The Only Human Factor
Doctoral Thesis · Teesside University · Awarded June 2024 · Supervised by J. Cordry, J.F. Ferreira, A. Mendes, P.J. Brooke
In Short
Passwords are the most persistent form of digital authentication in existence. Despite decades of predictions that they would be replaced — by biometrics, hardware tokens, passkeys, or something else entirely — they remain the dominant way humans prove their identity to digital systems worldwide. And despite everything we know about how badly people choose them, the software and policies designed to make password-protected systems more secure have largely been built on intuition, convention, and unverified code.
This thesis applies rigorous mathematical and statistical methods to that problem end-to-end: from sourcing and cleaning real-world password data, through using that data to design better password policies, to building formally verified software that enforces those policies on live systems with machine-checkable correctness guarantees. It is, in the broadest sense, an argument that one of the most human problems in security — people choosing bad passwords — deserves, and can be given, the same rigour we apply to the systems around it.
The Breakdown
Problem Human-chosen passwords are predictable. People cluster around common choices, follow predictable patterns when forced to change, and respond to composition rules in ways that often undermine the security those rules were intended to provide. The software enforcing password policies had never been formally verified — meaning bugs could silently invalidate security guarantees — and the process of choosing which policy to enforce was almost universally based on intuition rather than evidence. Meanwhile, the datasets available to study these problems — billions of real-world leaked passwords — came with their own hidden flaws: noise, unknown provenance, and missing context about the policies under which they were created.
Approach
The thesis constructs a complete, end-to-end workflow. It begins with the data problem: developing a statistical technique to infer the password composition policy under which a leaked dataset was created, and using that to clean the data and filter noise — work embodied in the pol-infer tool. It then uses that cleaned data as the foundation for Skeptic: a methodology and toolchain for automatically ranking password composition policies by their expected resistance to guessing attacks, modelling user behaviour probabilistically and quantifying security through distribution uniformity, without ever needing to retain the underlying password data. Finally, it closes the loop with formal verification: using the Coq proof assistant to specify, implement and prove the correctness of password quality checkers, automatically extracting them as deployable Linux PAM modules — and in doing so, discovering and reporting a real bug in one of the most widely deployed password checkers in the Linux ecosystem.
Key Findings
Across the body of work, several findings stand out. Password composition policy inference from breach data is tractable using outlier detection on cumulative frequency distributions, and robust to the noise introduced by intentional dataset padding and processing errors. Stricter password policies do not reliably improve security under all assumptions about user behaviour — under convergent reselection, where users cluster onto the most popular remaining password, restrictive policies can actively reduce security. Formally verified password checkers can be built with modest performance overhead and deployed on production systems; and unverified code running on millions of servers can contain silent, impactful bugs that only rigorous comparison against a verified implementation will surface. Longer, lower-complexity passphrase policies consistently outperform traditional character-class complexity requirements across datasets and attack magnitudes.
Real-World Implications
The thesis delivers not just findings but tools: pol-infer, Skeptic, and the verified PAM module framework are all open-source and deployable. For practitioners, the work provides a defensible, data-driven alternative to intuition-based policy selection, accessible to non-experts through a purpose-built domain-specific language. For researchers, it demonstrates a complete pipeline from messy real-world data to formally verified enforcement software — a methodology applicable well beyond passwords.
So, What?
This thesis landed in June 2024 at a moment when the credential security landscape had never been more consequential or more troubled. Passwords remain the primary authentication mechanism for the overwhelming majority of digital systems, credential theft drives a substantial proportion of all breaches, and the gap between what we know about secure password policy design and what most organisations actually deploy remains wide.

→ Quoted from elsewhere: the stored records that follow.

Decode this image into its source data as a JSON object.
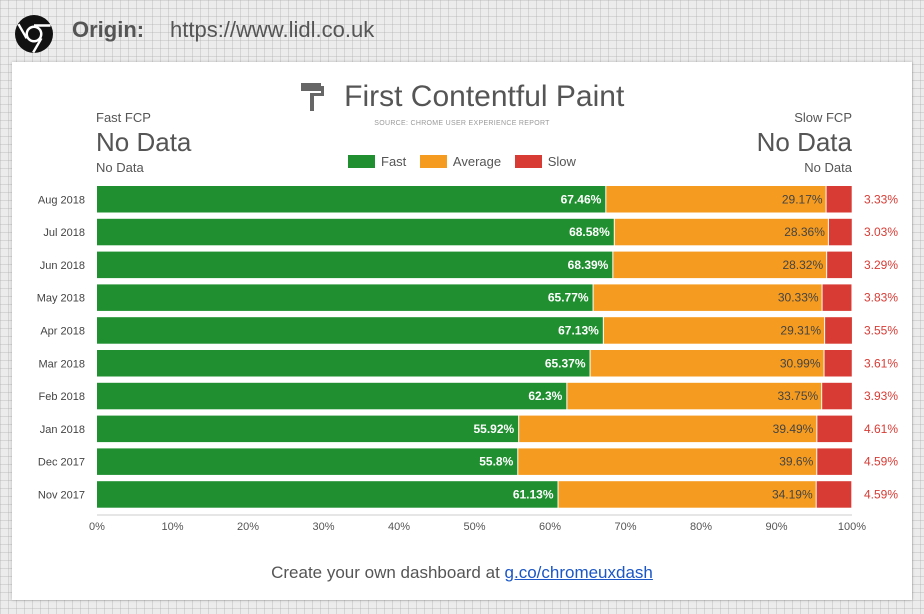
{
  "origin": {
    "label": "Origin:",
    "url": "https://www.lidl.co.uk"
  },
  "header": {
    "title": "First Contentful Paint",
    "source": "SOURCE: CHROME USER EXPERIENCE REPORT",
    "fast_stat": {
      "label": "Fast FCP",
      "value": "No Data",
      "sub": "No Data"
    },
    "slow_stat": {
      "label": "Slow FCP",
      "value": "No Data",
      "sub": "No Data"
    }
  },
  "legend": [
    {
      "label": "Fast",
      "color": "#1f8f2f"
    },
    {
      "label": "Average",
      "color": "#f59b1f"
    },
    {
      "label": "Slow",
      "color": "#d83b34"
    }
  ],
  "chart_data": {
    "type": "bar",
    "orientation": "horizontal",
    "stacked": true,
    "categories": [
      "Aug 2018",
      "Jul 2018",
      "Jun 2018",
      "May 2018",
      "Apr 2018",
      "Mar 2018",
      "Feb 2018",
      "Jan 2018",
      "Dec 2017",
      "Nov 2017"
    ],
    "series": [
      {
        "name": "Fast",
        "color": "#1f8f2f",
        "values": [
          67.46,
          68.58,
          68.39,
          65.77,
          67.13,
          65.37,
          62.3,
          55.92,
          55.8,
          61.13
        ]
      },
      {
        "name": "Average",
        "color": "#f59b1f",
        "values": [
          29.17,
          28.36,
          28.32,
          30.33,
          29.31,
          30.99,
          33.75,
          39.49,
          39.6,
          34.19
        ]
      },
      {
        "name": "Slow",
        "color": "#d83b34",
        "values": [
          3.33,
          3.03,
          3.29,
          3.83,
          3.55,
          3.61,
          3.93,
          4.61,
          4.59,
          4.59
        ]
      }
    ],
    "xlim": [
      0,
      100
    ],
    "xticks": [
      "0%",
      "10%",
      "20%",
      "30%",
      "40%",
      "50%",
      "60%",
      "70%",
      "80%",
      "90%",
      "100%"
    ],
    "grid": false,
    "legend_position": "top-center",
    "data_labels": true
  },
  "footer": {
    "text": "Create your own dashboard at ",
    "link": "g.co/chromeuxdash"
  }
}
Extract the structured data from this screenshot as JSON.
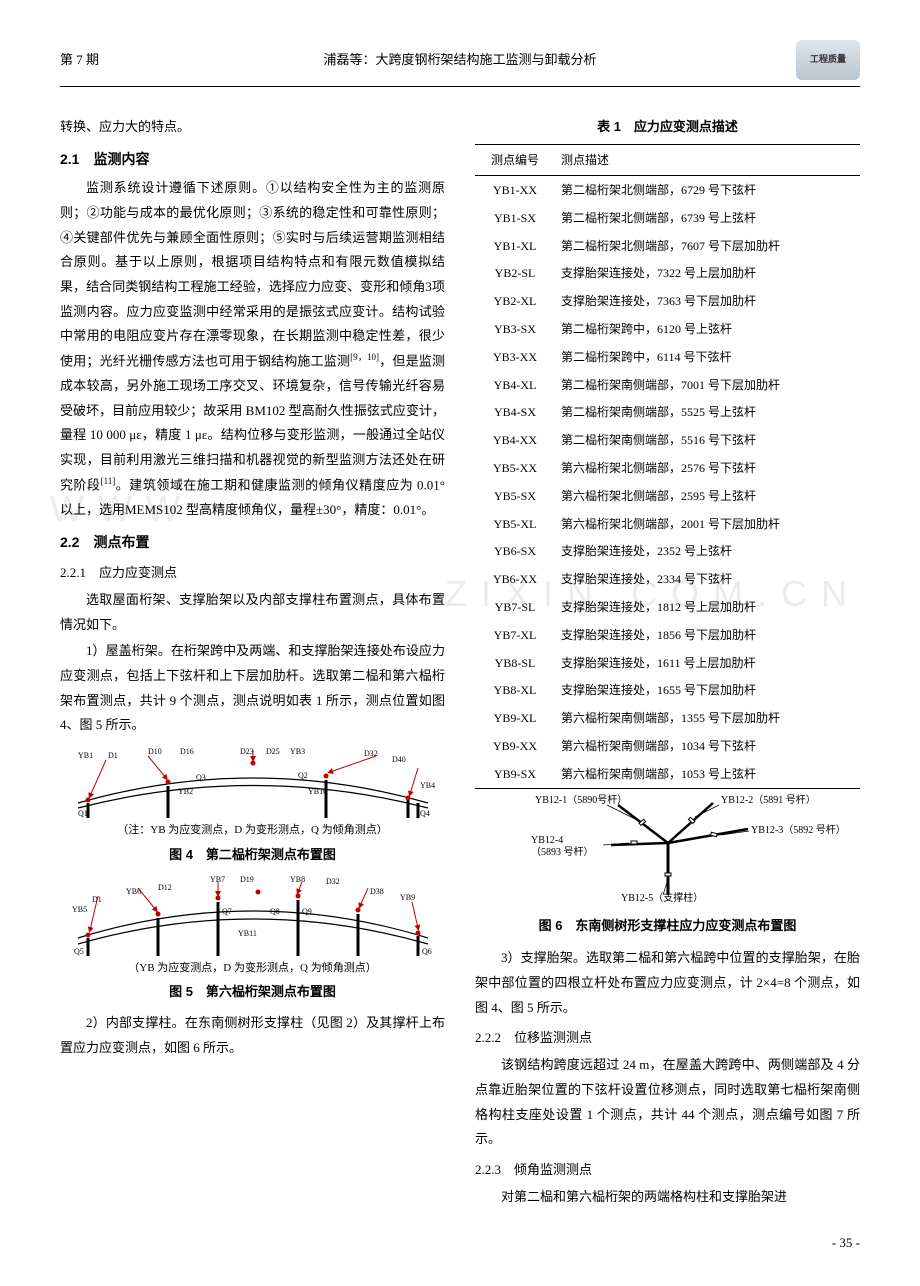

What makes this body of work distinctive isn't any single result — it's the arc. Most password security research either studies the problem statistically or addresses it formally. This thesis does both, in sequence, treating the two approaches not as alternatives but as complementary stages of the same pipeline: statistical methods to understand and clean the data, generate evidence, and rank policies; formal methods to specify, verify, and deploy the enforcement software that acts on those rankings. That end-to-end coherence is rare, and it reflects a broader principle that is increasingly relevant across AI and security: that rigour at the analysis stage is only as valuable as the rigour of the systems that act on it.
The timing also matters. The verified software and policy selection methodology developed here become more, not less, relevant as authentication infrastructure scales and as AI-driven systems begin making autonomous decisions about security policy. When an autonomous agent is selecting and enforcing password policies across thousands of systems, the difference between evidence-based selection and intuition, and between verified enforcement and unverified code, is not academic — it's the difference between security guarantees you can defend and ones you merely hope hold.
Author's note: These publication summaries are AI-assisted. I use AI to present my work in a consistent, accessible way — the research and writing behind each publication is entirely my own.